🌡️ How It Works
The engineer sets a temperature (e.g. 2 °C) as the Bivalent Point. Above it, the heat pump handles 100% of heating cheaply. The boiler "sleeps". Below it, the brain automatically fires the boiler .
Your boiler works fine. You want the savings of a heat pump, but wonder: "Why scrap a working machine?"
The answer: Hybrid HVAC Systems. Like hybrid cars - you don't have to choose. You can have both!
A heat pump excels at 2-15 °C - covering 90% of the Greek winter. But in an uninsulated home with small radiators, below 0 °C it struggles.
The engineer sets a temperature (e.g. 2 °C) as the Bivalent Point. Above it, the heat pump handles 100% of heating cheaply. The boiler "sleeps". Below it, the brain automatically fires the boiler .

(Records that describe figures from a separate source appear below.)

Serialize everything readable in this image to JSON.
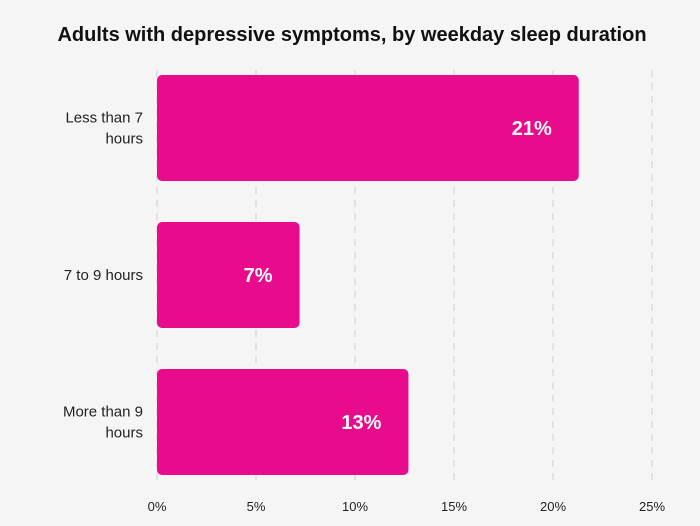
{
  "chart_data": {
    "type": "bar",
    "orientation": "horizontal",
    "title": "Adults with depressive symptoms, by weekday sleep duration",
    "categories": [
      [
        "Less than 7",
        "hours"
      ],
      [
        "7 to 9 hours"
      ],
      [
        "More than 9",
        "hours"
      ]
    ],
    "values": [
      21.3,
      7.2,
      12.7
    ],
    "data_labels": [
      "21%",
      "7%",
      "13%"
    ],
    "x_ticks": [
      "0%",
      "5%",
      "10%",
      "15%",
      "20%",
      "25%"
    ],
    "xlim": [
      0,
      25
    ],
    "xlabel": "",
    "ylabel": "",
    "grid": "vertical-dashed",
    "bar_color": "#e80c8c",
    "background": "#f5f5f5"
  }
}
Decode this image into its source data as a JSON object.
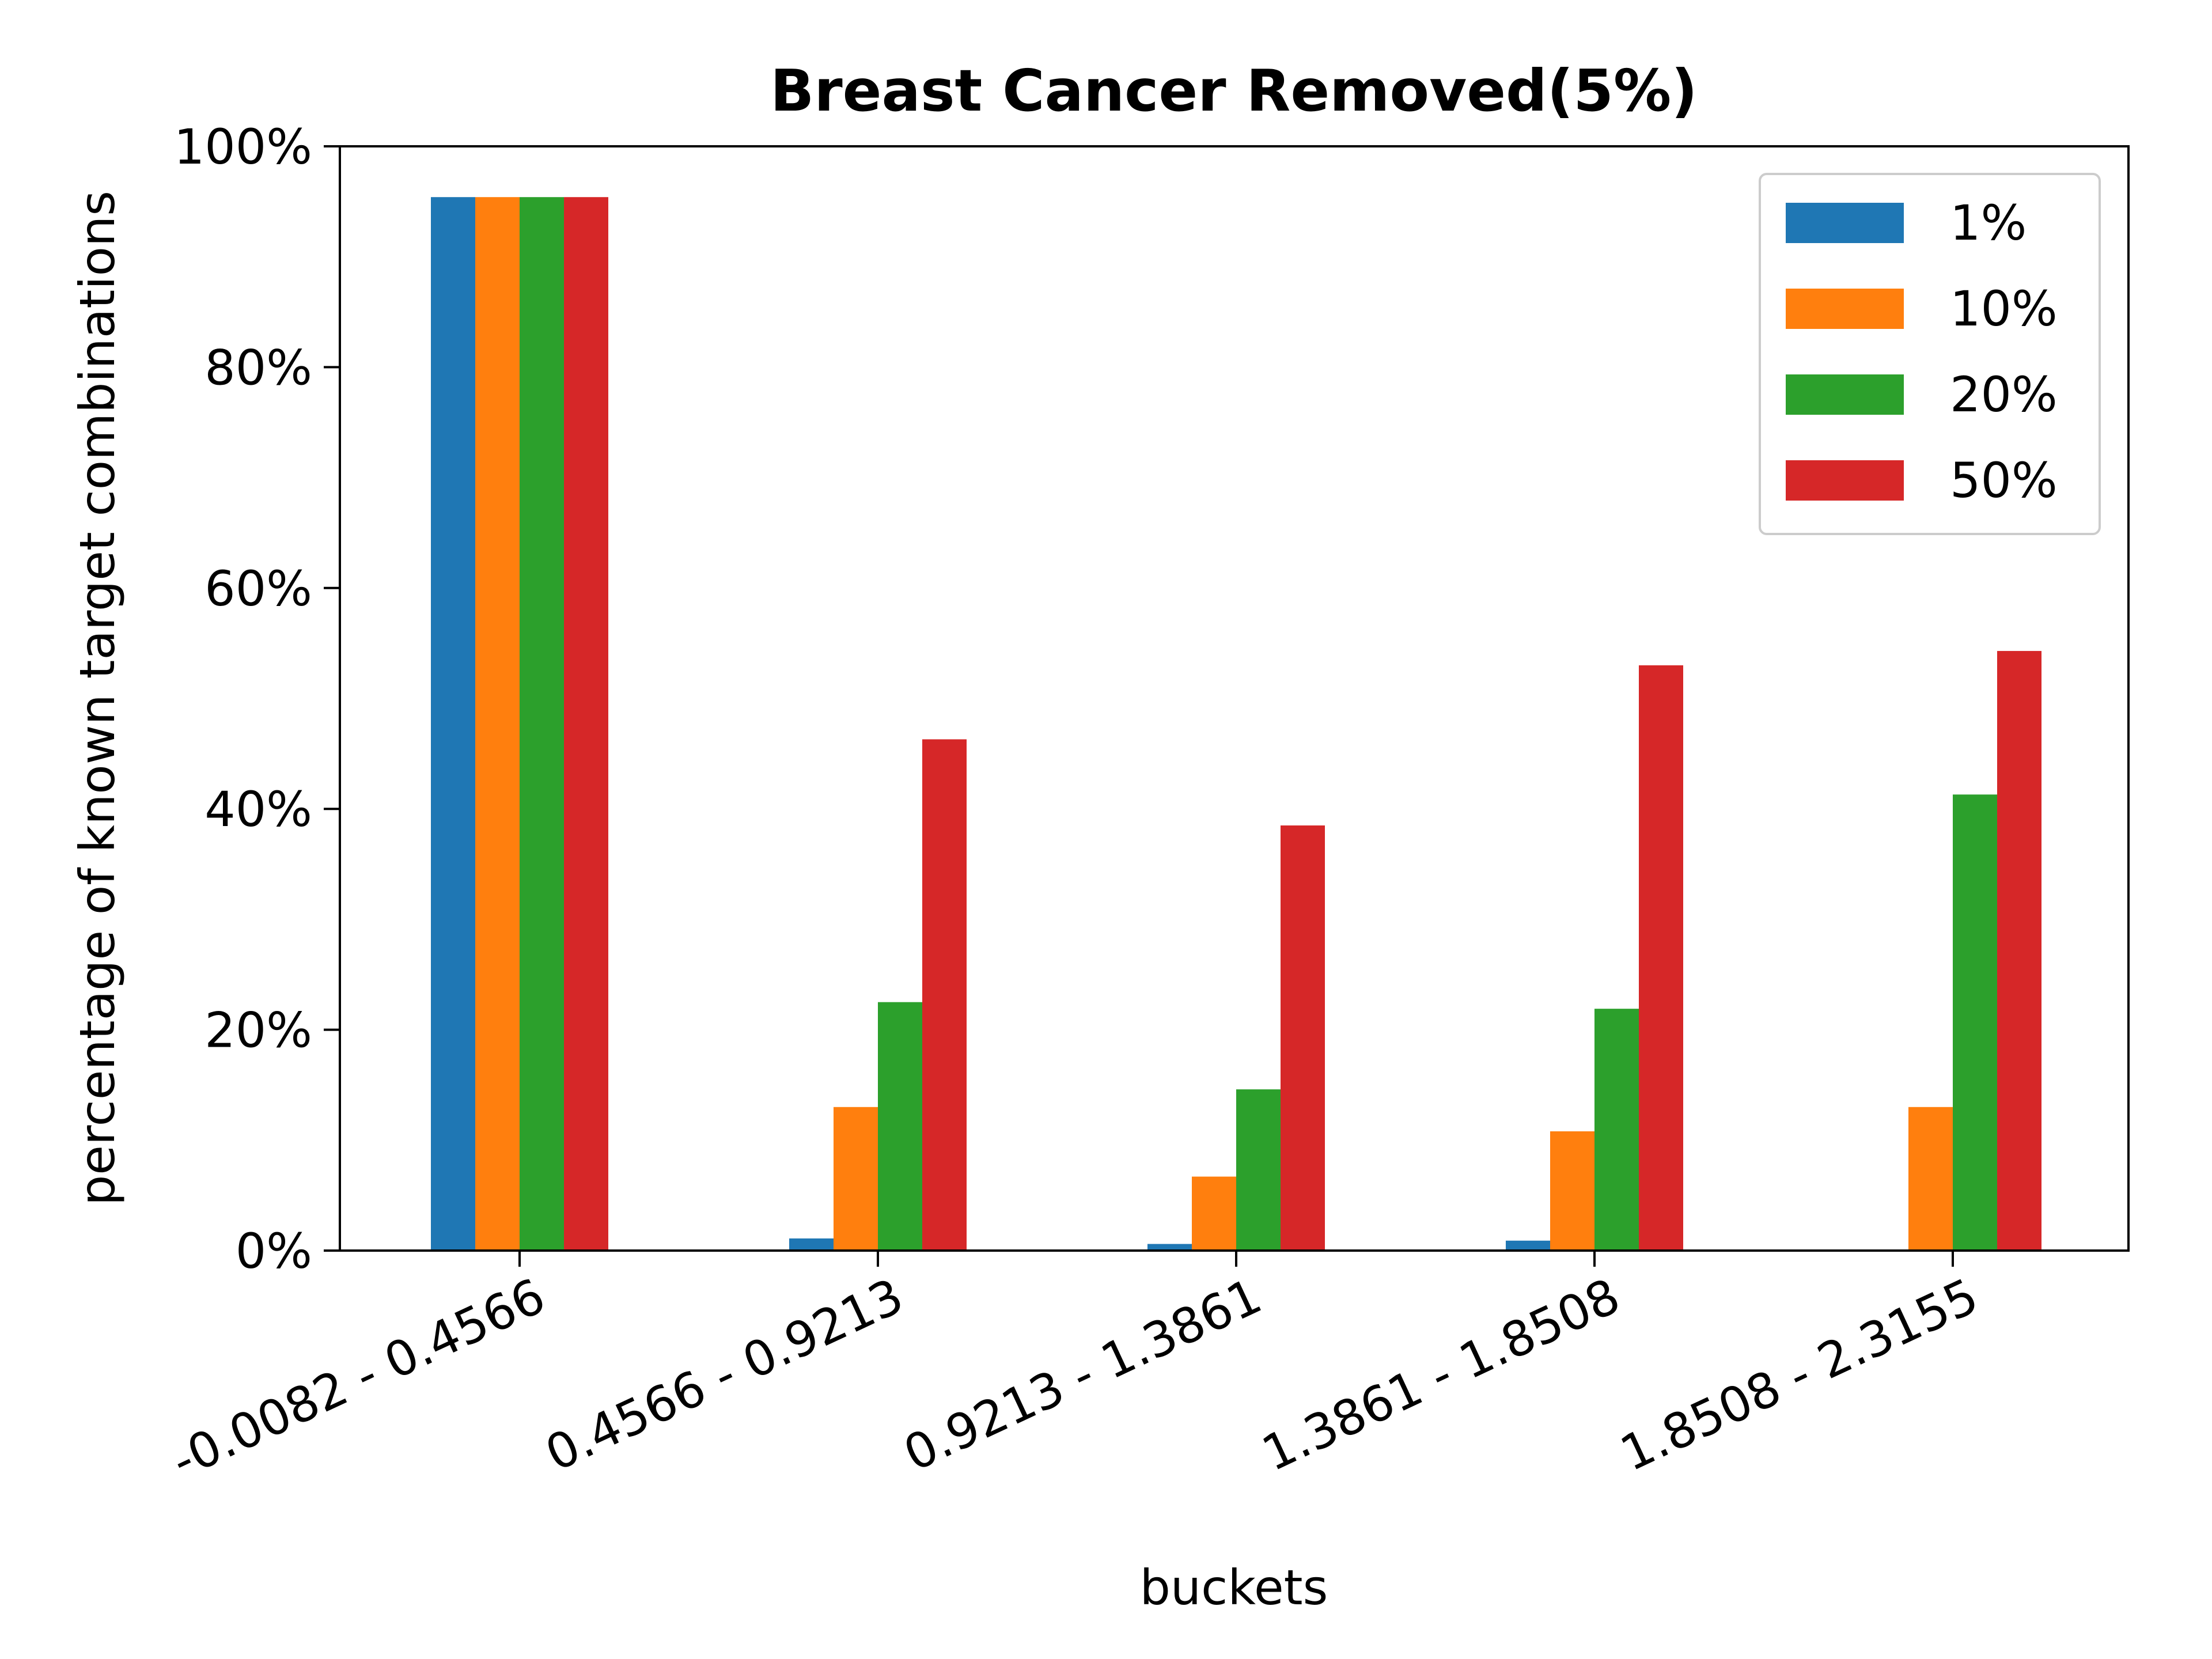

On the coldest days, the boiler instantly delivers 75 °C water to radiators - something the heat pump can't do efficiently in extreme cold. When the weather softens, the heat pump takes the reins again.
In central Greece, the boiler is needed for just 10-15 days/year. The heat pump covers the remaining 150+ heating days. Result: 60-75% fuel savings.
On very cold days (e.g. -5 °C), both can run simultaneously: the heat pump delivers 40 °C and the boiler "boosts" to 70 °C. This is called parallel bivalent and maximises efficiency.
It's not for everyone. But it's the "golden middle ground" in 3 specific scenarios.
If you can't insulate and your radiators are too small (fail the 45 °C test), a heat pump alone won't keep you warm in extreme cold. The hybrid saves you from replacing all radiators - the boiler handles the extreme days.
Instead of buying an expensive 16 kW heat pump (sized for the 10 coldest days), buy a small 8 kW unit. It handles the mild winter; the boiler covers the 10 freezing days. Installation cost drops 30-40%.
If you installed a new gas boiler in the last 5-6 years, tearing it out is wasteful. Adding a small heat pump slashes gas use, leaving the boiler only for emergencies and abundant hot water.
If your area regularly sees -5 °C or lower, a standalone heat pump burns excessive electricity. A gas boiler as backup ensures you never run out of heat, regardless of conditions.
Modern hybrid systems don't switch fuel based on temperature alone - they also factor in price!
During setup, you enter the current electricity price and gas/oil price into the controller. The system continuously calculates, comparing the heat pump's COP at that moment against the boiler's efficiency.
Every minute, the controller decides on its own which machine is cheaper. If at 14:00 electricity hits peak rates, it may fire the boiler. At 22:00, when rates drop, the heat pump takes over.
No manual intervention needed. The homeowner simply sets the thermostat to 21 °C and forgets. The system autonomously finds the cheapest strategy at every moment.
Many controllers support connections to solar PV or time-of-use tariffs. If tomorrow electricity becomes even cheaper (e.g. via solar panels), the controller will favour the heat pump even more.
Renovation doesn't mean "rip everything out". A hybrid system is the most secure, intelligent and often the best value-for-money transition.
You keep the reliability of the old boiler for extreme days. You're never left without heat, even if the heat pump fails - the boiler takes over automatically.
You enjoy minimal running costs from the heat pump for 90% of winter. Overall savings reach 50-70% compared to the boiler alone.
Start hybrid today. Tomorrow, if you insulate or upgrade radiators, you can decommission the boiler and keep just the heat pump. No waste - every step is leveraged.
Ask your engineer to calculate the Bivalent Point for your home. You'll need: heat loss data, radiator type, and the climate map of your area. With these, you'll know exactly which heat pump you need and how much you'll save.
🔑 A hybrid isn't a compromise - it's strategy. The heat pump wins the mild winter, the boiler handles the extremes. Together, they deliver the cheapest heating at every moment.